If there’s a real breakthrough things could happen more quickly but this will take a long term commitment and we shouldn’t expect otherwise.
So far as I can tell only in very rare situations does the NIH suddenly throw a lot of money at a disease. Maybe we will be the exception – I hope so. It certainly could triple our funding without spending a lot of money…
In response to Cort’s comments…
I agree – lets not compare apples and oranges. The denial and neglect of this disease for thirty years is outrageous. Patients have lost decades of their lives, left to suffer from not only the terrible debility of the disease but the disdain and disbelief of their doctors and the public at large. Have these other diseases experienced that? Is the ecosystem of researchers, pharma, and medical providers that drives new treatments and clinical care in this country as broken for those diseases as it is for ME?
Fixing the hole that ME is in today in a timescale that matters to patients is going to require a far greater commitment in funding and focus and a much greater sense of urgency from top leadership at both NIH and CDC than we have seen to date.
I disagree that we have to “face the music on funding.” ME patients have been ignored and mistreated long enough. They should not have to wait for the slow crank of incremental change to dribble out a bit here and a piece there just because ME patients are too disabled to create a stink about it. Its time that the response of our government reflects both the awful debility of this disease and the damage done by HHS’ own neglect and stigma for many years. We can not accept any less.
Brilliantly stated, Mary!
I concur 100% with everything you said. Thank you for speaking out, as many of us are too sick to respond so articulately.
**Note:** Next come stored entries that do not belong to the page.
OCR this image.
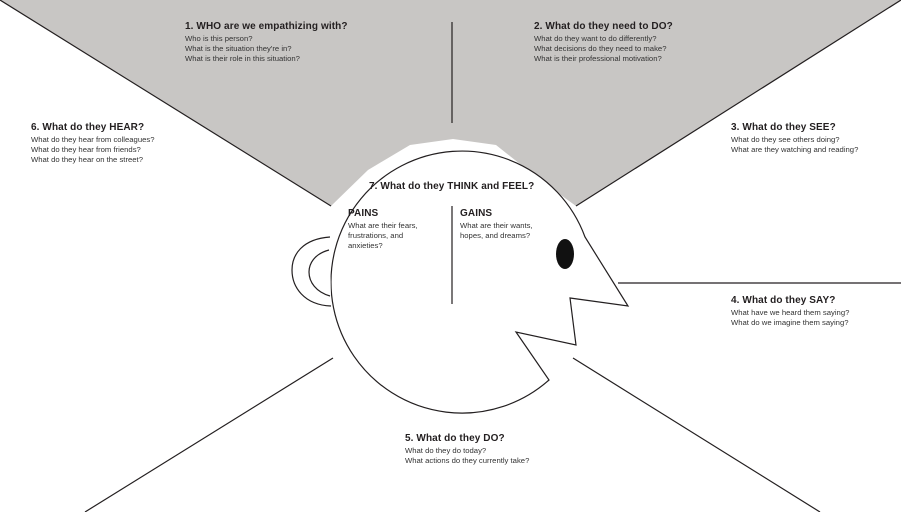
1. WHO are we empathizing with?

Who is this person?

What is the situation they're in?

What is their role in this situation?

2. What do they need to DO?

What do they want to do differently?

What decisions do they need to make?

What is their professional motivation?

6. What do they HEAR?

What do they hear from colleagues?

What do they hear from friends?

What do they hear on the street?

3. What do they SEE?

What do they see others doing?

What are they watching and reading?

4. What do they SAY?

What have we heard them saying?

What do we imagine them saying?

5. What do they DO?

What do they do today?

What actions do they currently take?

7. What do they THINK and FEEL?

PAINS

What are their fears,

frustrations, and

anxieties?

GAINS

What are their wants,

hopes, and dreams?
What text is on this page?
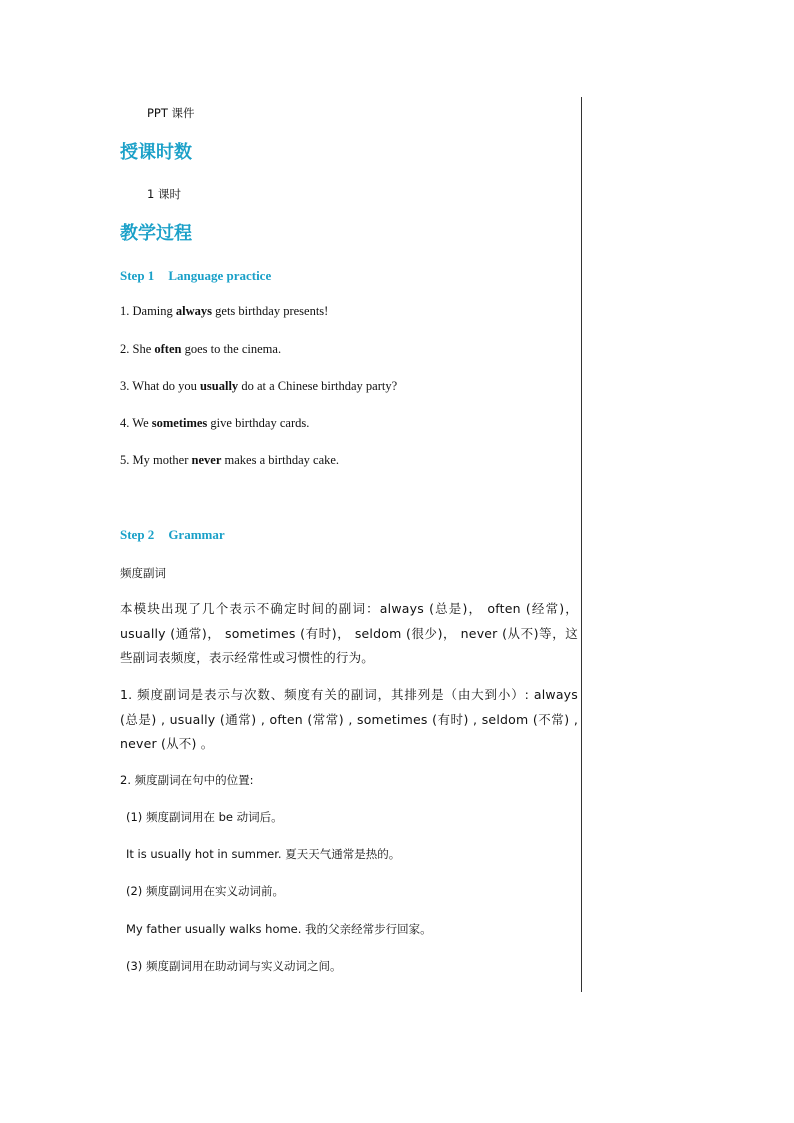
PPT 课件
授课时数
1 课时
教学过程
Step 1 Language practice
1. Daming always gets birthday presents!
2. She often goes to the cinema.
3. What do you usually do at a Chinese birthday party?
4. We sometimes give birthday cards.
5. My mother never makes a birthday cake.
Step 2 Grammar
频度副词
本模块出现了几个表示不确定时间的副词：always (总是)， often (经常)， usually (通常)， sometimes (有时)， seldom (很少)， never (从不)等，这些副词表频度，表示经常性或习惯性的行为。
1. 频度副词是表示与次数、频度有关的副词，其排列是（由大到小）: always (总是) , usually (通常) , often (常常) , sometimes (有时) , seldom (不常) , never (从不) 。
2. 频度副词在句中的位置:
(1) 频度副词用在 be 动词后。
It is usually hot in summer. 夏天天气通常是热的。
(2) 频度副词用在实义动词前。
My father usually walks home. 我的父亲经常步行回家。
(3) 频度副词用在助动词与实义动词之间。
The NIH is fiddling while Rome burns.
I believe this will continue until we, the broad huge community that we now are, force it to stop. NIH behavior is only plausibly consistent with fiddling-until-forced as firm, de facto policy that they have no intention of fixing. If I’m wrong, please feel free to send me email.
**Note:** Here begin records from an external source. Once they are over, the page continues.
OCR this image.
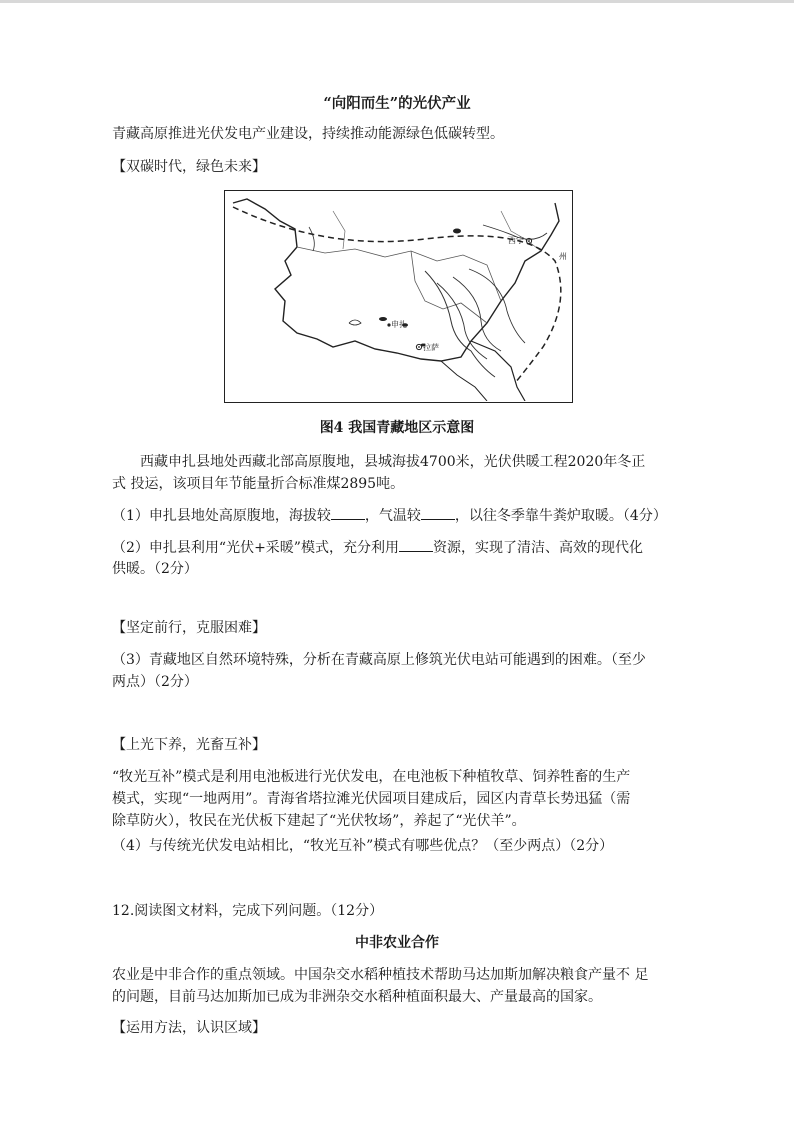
“向阳而生”的光伏产业
青藏高原推进光伏发电产业建设，持续推动能源绿色低碳转型。
【双碳时代，绿色未来】
西宁
州
申扎
拉萨
图4 我国青藏地区示意图
西藏申扎县地处西藏北部高原腹地，县城海拔4700米，光伏供暖工程2020年冬正
式 投运，该项目年节能量折合标准煤2895吨。
（1）申扎县地处高原腹地，海拔较 ，气温较 ，以往冬季靠牛粪炉取暖。（4分）
（2）申扎县利用“光伏+采暖”模式，充分利用 资源，实现了清洁、高效的现代化
供暖。（2分）
【坚定前行，克服困难】
（3）青藏地区自然环境特殊，分析在青藏高原上修筑光伏电站可能遇到的困难。（至少
两点）（2分）
【上光下养，光畜互补】
“牧光互补”模式是利用电池板进行光伏发电，在电池板下种植牧草、饲养牲畜的生产
模式，实现“一地两用”。青海省塔拉滩光伏园项目建成后，园区内青草长势迅猛（需
除草防火），牧民在光伏板下建起了“光伏牧场”，养起了“光伏羊”。
（4）与传统光伏发电站相比，“牧光互补”模式有哪些优点？（至少两点）（2分）
12.阅读图文材料，完成下列问题。（12分）
中非农业合作
农业是中非合作的重点领域。中国杂交水稻种植技术帮助马达加斯加解决粮食产量不 足
的问题，目前马达加斯加已成为非洲杂交水稻种植面积最大、产量最高的国家。
【运用方法，认识区域】
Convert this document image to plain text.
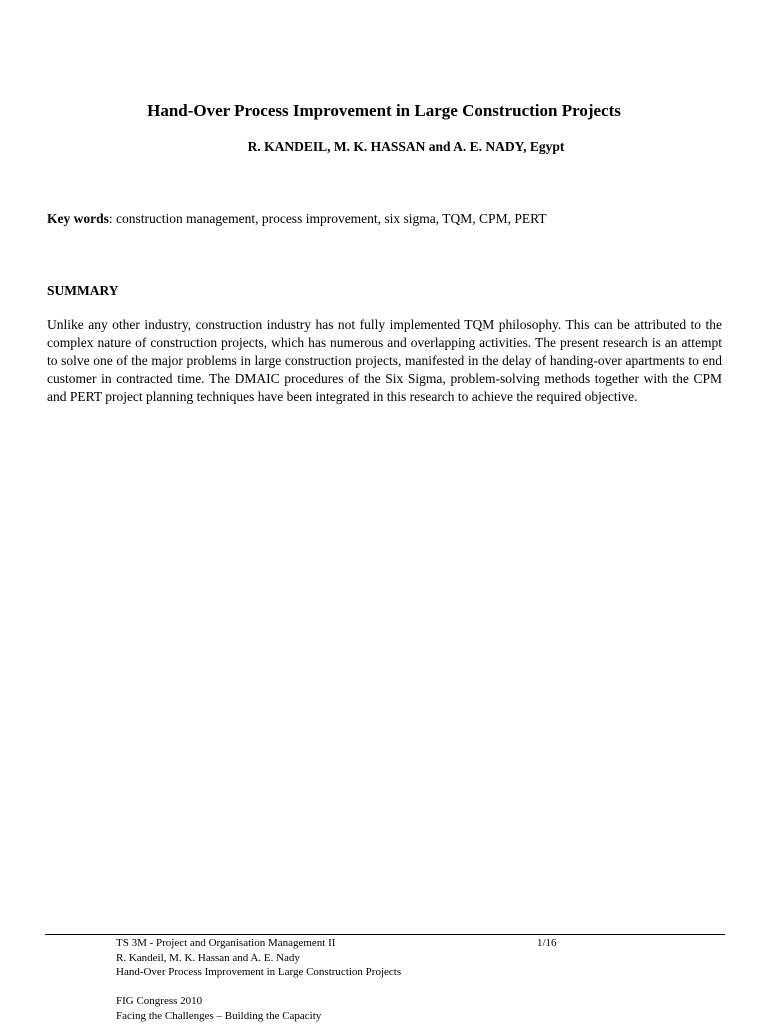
Hand-Over Process Improvement in Large Construction Projects

R. KANDEIL, M. K. HASSAN and A. E. NADY, Egypt

Key words: construction management, process improvement, six sigma, TQM, CPM, PERT

SUMMARY

Unlike any other industry, construction industry has not fully implemented TQM philosophy. This can be attributed to the complex nature of construction projects, which has numerous and overlapping activities. The present research is an attempt to solve one of the major problems in large construction projects, manifested in the delay of handing-over apartments to end customer in contracted time. The DMAIC procedures of the Six Sigma, problem-solving methods together with the CPM and PERT project planning techniques have been integrated in this research to achieve the required objective.

TS 3M - Project and Organisation Management II
R. Kandeil, M. K. Hassan and A. E. Nady
Hand-Over Process Improvement in Large Construction Projects
FIG Congress 2010
Facing the Challenges – Building the Capacity
1/16
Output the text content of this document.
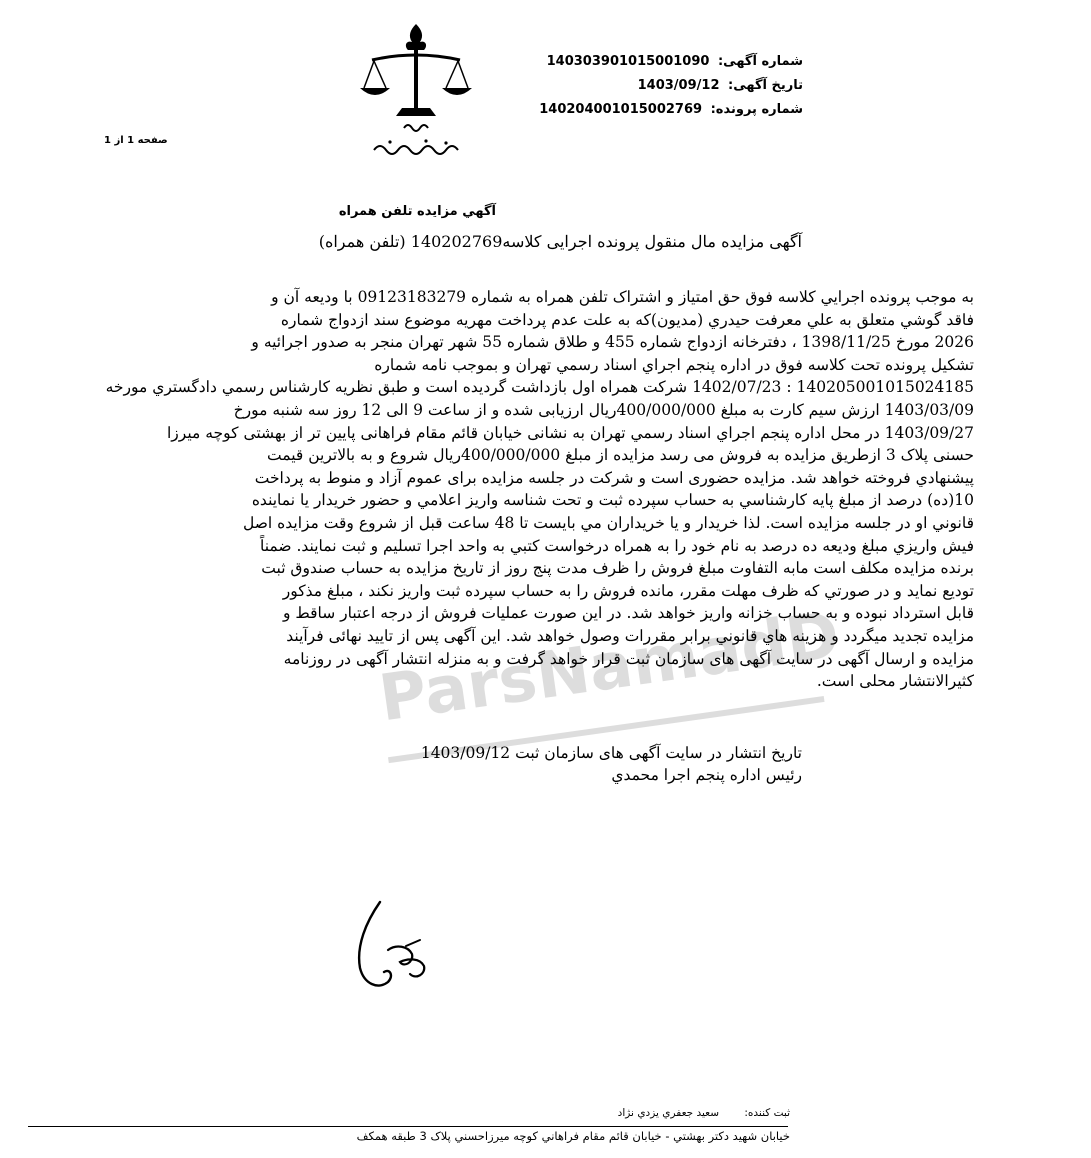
شماره آگهی: 140303901015001090
تاریخ آگهی: 1403/09/12
شماره پرونده: 140204001015002769
صفحه 1 از 1
آگهي مزايده تلفن همراه
آگهی مزایده مال منقول پرونده اجرایی کلاسه140202769 (تلفن همراه)
ParsNamadData
به موجب پرونده اجرايي كلاسه فوق حق امتياز و اشتراک تلفن همراه به شماره 09123183279 با ودیعه آن و
فاقد گوشي متعلق به علي معرفت حيدري (مديون)كه به علت عدم پرداخت مهريه موضوع سند ازدواج شماره
2026 مورخ 1398/11/25 ، دفترخانه ازدواج شماره 455 و طلاق شماره 55 شهر تهران منجر به صدور اجرائيه و
تشكيل پرونده تحت كلاسه فوق در اداره پنجم اجراي اسناد رسمي تهران و بموجب نامه شماره
140205001015024185 : 1402/07/23 شركت همراه اول بازداشت گرديده است و طبق نظريه كارشناس رسمي دادگستري مورخه
1403/03/09 ارزش سيم كارت به مبلغ 400/000/000ريال ارزيابی شده و از ساعت 9 الی 12 روز سه شنبه مورخ
1403/09/27 در محل اداره پنجم اجراي اسناد رسمي تهران به نشانی خيابان قائم مقام فراهانی پايين تر از بهشتی كوچه ميرزا
حسنی پلاک 3 ازطريق مزايده به فروش می رسد مزايده از مبلغ 400/000/000ريال شروع و به بالاترين قيمت
پيشنهادي فروخته خواهد شد. مزايده حضوری است و شركت در جلسه مزايده برای عموم آزاد و منوط به پرداخت
10(ده) درصد از مبلغ پايه كارشناسي به حساب سپرده ثبت و تحت شناسه واريز اعلامي و حضور خريدار يا نماينده
قانوني او در جلسه مزايده است. لذا خريدار و يا خريداران مي بايست تا 48 ساعت قبل از شروع وقت مزايده اصل
فيش واريزي مبلغ وديعه ده درصد به نام خود را به همراه درخواست كتبي به واحد اجرا تسليم و ثبت نمايند. ضمناً
برنده مزايده مكلف است مابه التفاوت مبلغ فروش را ظرف مدت پنج روز از تاريخ مزايده به حساب صندوق ثبت
توديع نمايد و در صورتي كه ظرف مهلت مقرر، مانده فروش را به حساب سپرده ثبت واريز نكند ، مبلغ مذكور
قابل استرداد نبوده و به حساب خزانه واريز خواهد شد. در اين صورت عمليات فروش از درجه اعتبار ساقط و
مزايده تجديد ميگردد و هزينه هاي قانوني برابر مقررات وصول خواهد شد. اين آگهی پس از تاييد نهائی فرآيند
مزايده و ارسال آگهی در سايت آگهی های سازمان ثبت قرار خواهد گرفت و به منزله انتشار آگهی در روزنامه
كثيرالانتشار محلی است.
تاریخ انتشار در سایت آگهی های سازمان ثبت 1403/09/12
رئيس اداره پنجم اجرا محمدي
ثبت کننده: سعید جعفري يزدي نژاد
خيابان شهيد دكتر بهشتي - خيابان قائم مقام فراهاني كوچه ميرزاحسني پلاک 3 طبقه همكف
There are doubtless many good people within NIH who have little influence on this policy. We can best empower them by pushing the top leadership HARD from outside.
Agreed. Look at autism. I imagine that autism advocacy has full time staffer and lobbyists working for them. That’s how they got their funding and that’s what we have to do.
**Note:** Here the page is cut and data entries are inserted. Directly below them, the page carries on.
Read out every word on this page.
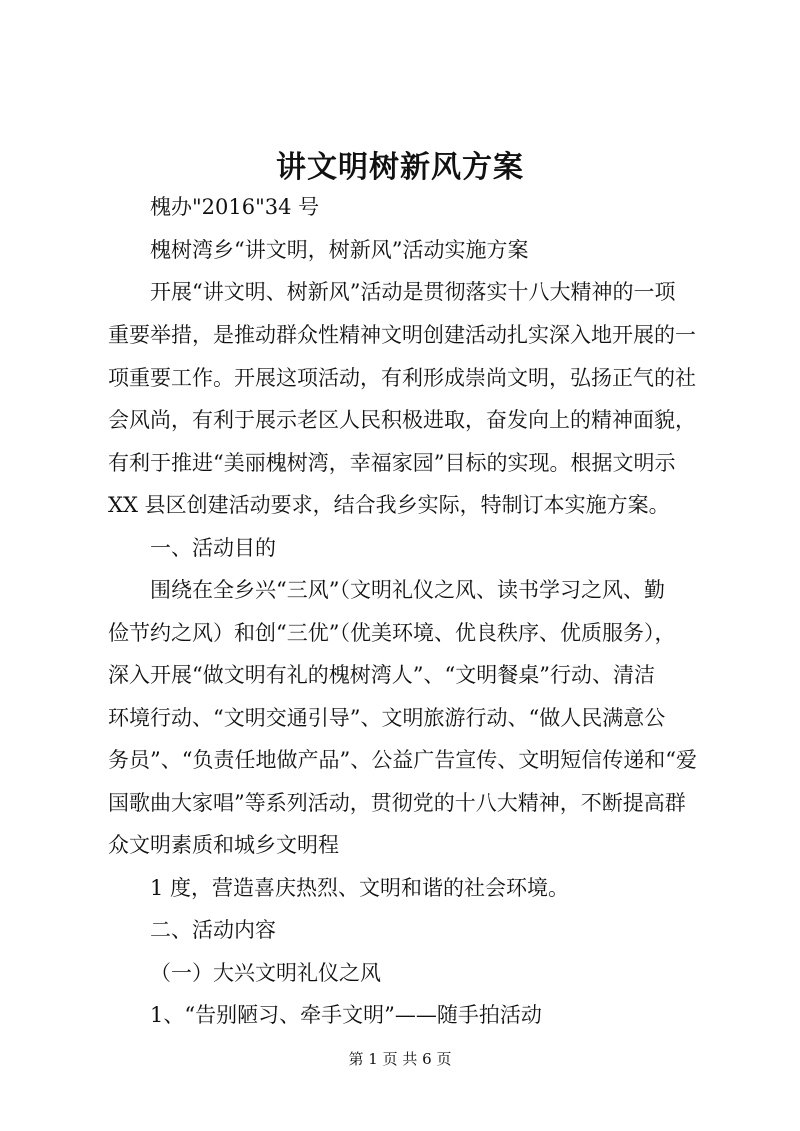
讲文明树新风方案
槐办"2016"34 号
槐树湾乡“讲文明，树新风”活动实施方案
开展“讲文明、树新风”活动是贯彻落实十八大精神的一项
重要举措，是推动群众性精神文明创建活动扎实深入地开展的一
项重要工作。开展这项活动，有利形成崇尚文明，弘扬正气的社
会风尚，有利于展示老区人民积极进取，奋发向上的精神面貌，
有利于推进“美丽槐树湾，幸福家园”目标的实现。根据文明示
XX 县区创建活动要求，结合我乡实际，特制订本实施方案。
一、活动目的
围绕在全乡兴“三风”（文明礼仪之风、读书学习之风、勤
俭节约之风）和创“三优”（优美环境、优良秩序、优质服务），
深入开展“做文明有礼的槐树湾人”、“文明餐桌”行动、清洁
环境行动、“文明交通引导”、文明旅游行动、“做人民满意公
务员”、“负责任地做产品”、公益广告宣传、文明短信传递和“爱
国歌曲大家唱”等系列活动，贯彻党的十八大精神，不断提高群
众文明素质和城乡文明程
1 度，营造喜庆热烈、文明和谐的社会环境。
二、活动内容
（一）大兴文明礼仪之风
1、“告别陋习、牵手文明”——随手拍活动
第 1 页 共 6 页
It may seem insane or unrealistic to expect that a conservative institution like the NIH would suddenly throw 25 x the amount of its annual funding toward a specific disease, but me/cfs is unprecedented in a lot of ways. Cort is right, there’s no way to compare it equally with things like malaria. I think me/cfs is not an apple or orange, but an entirely tropical fruit that basically no ones has ever tried. (I’m not great with metaphors sorry) The fact is though, this disease and the way it’s been handled, or mishandled– the outright looking the other way for so long, the neglect, the misappropriation of funds, the proactive crusade by psychiatrists and “medical historians” STILL to this day trying to prove that it’s not even an actual disease while millions continue to suffer– it’s all unprecedented. No disease has been drug through the trenches like this one has, and that’s why I think we might stand as the exception and not the rule when it comes to adjustment of funding. It will have to be dramatic if it’s going achieve what we need it to. Our best scientists having to rally for Public charity on the weekends because the federal government doesn’t really buy this disease is just madness. We have to demand better. And maybe we’ll have eyes rolled at us the whole way, but I’m not giving up on continuing to ask for dramatically more research funds from the NIH, even if such a hike in allocated dollars is unforeseen. Nothing about this disease has been close to normal, and neither do I expect, will the movement for change be or the results we finally see in the end. I know I won’t stop until the number is much higher, or at least until it’s enough to get the job done. And to Mr. Trump, a cool 100 mil isn’t so much to ask for, right? 🙂 It will require us all to fight, and I think that we can do it.